The headline result is that drinkers generally have no idea of the breath alcohol concentration. The key figure is presented below. Each dot represents a combination of an estimated BrAC (what the person guessed it would be) and actual BrAC (what was measured on the breathalyser). If people were good at guessing their BrAC, these dots would be close to the solid, 45-degree line, but as you can see, they are all over the place. Notice also that there are more dots above the 45-degree line than below it - drinkers were slightly more likely to overestimate their BrAC than to underestimate it. The dashed line is the trend, which at least shows that those who had higher guesses were on average more intoxicated (higher BrAC), so the news in terms of guessing is not all bad (it wasn't all just random noise!).
You can also see that the dashed line crosses the 45-degree line at a level of about 487. At BrAC levels above that, drinkers on average tend to underestimate their BrAC, but below that, drinkers tend to overestimate their BrAC. That is probably a good thing since if you want to prevent drink-driving, you want people close to the legal limit (which is now 250 mcg/L) to generally over-estimate their BrAC, increasing the chances that they will be cautious and avoid driving (none of our sample who were over the legal limit admitted to an intention to drive).
Finally, there was a good reason that we ran the survey in November and December of 2014. The legal BrAC limit for driving in New Zealand decreased from 400 mcg/L to 250 mcg/L on 1 December 2014. We hypothesised that drinkers had no idea how close they were to the previous limit, let alone the new limit. It turns out we were right. We didn't even bother presenting those results in the paper, since drinkers were so bad at guessing their BrAC.

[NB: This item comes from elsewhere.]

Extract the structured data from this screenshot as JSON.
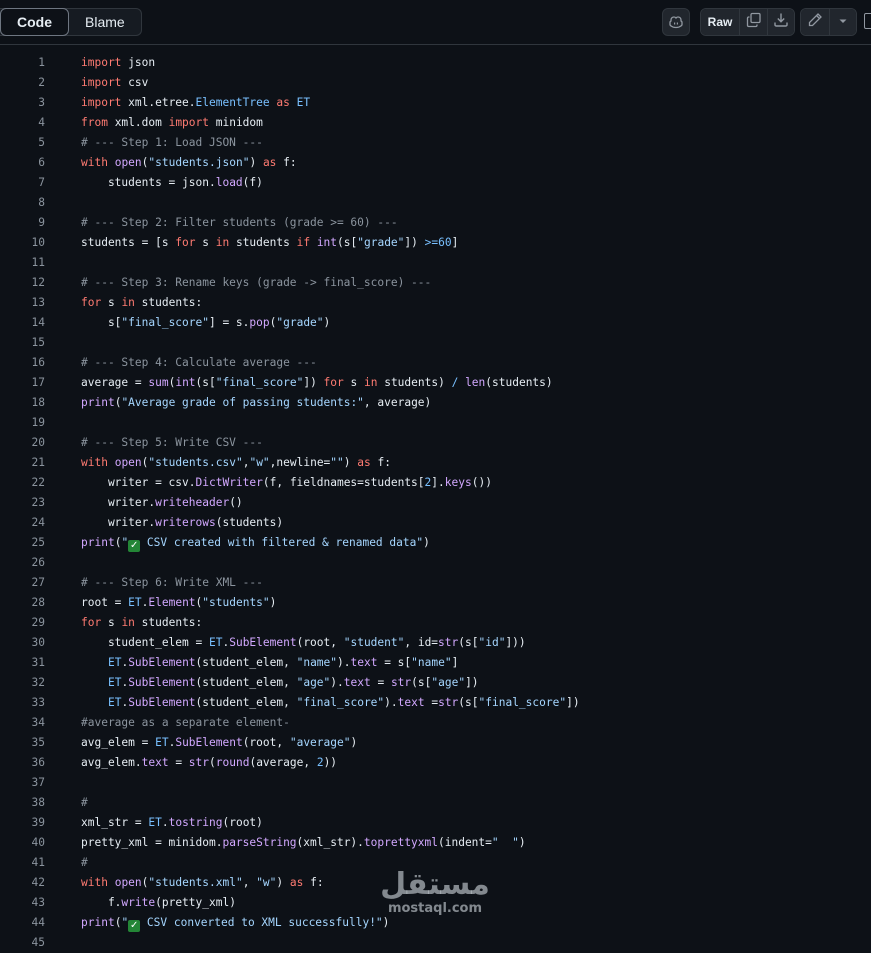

However, if you don't know if you're over the limit or not, but you do know that the limit is decreasing, then perhaps that increases the chances that you take the less risky option of not driving, even if you've only had one or two drinks? Based on informal discussions we had with some of the research participants, it appears that might have been what was happening (although, it is also worth noting that there were many people who were completely unaware of the change in the legal BrAC limit, despite plenty of media coverage).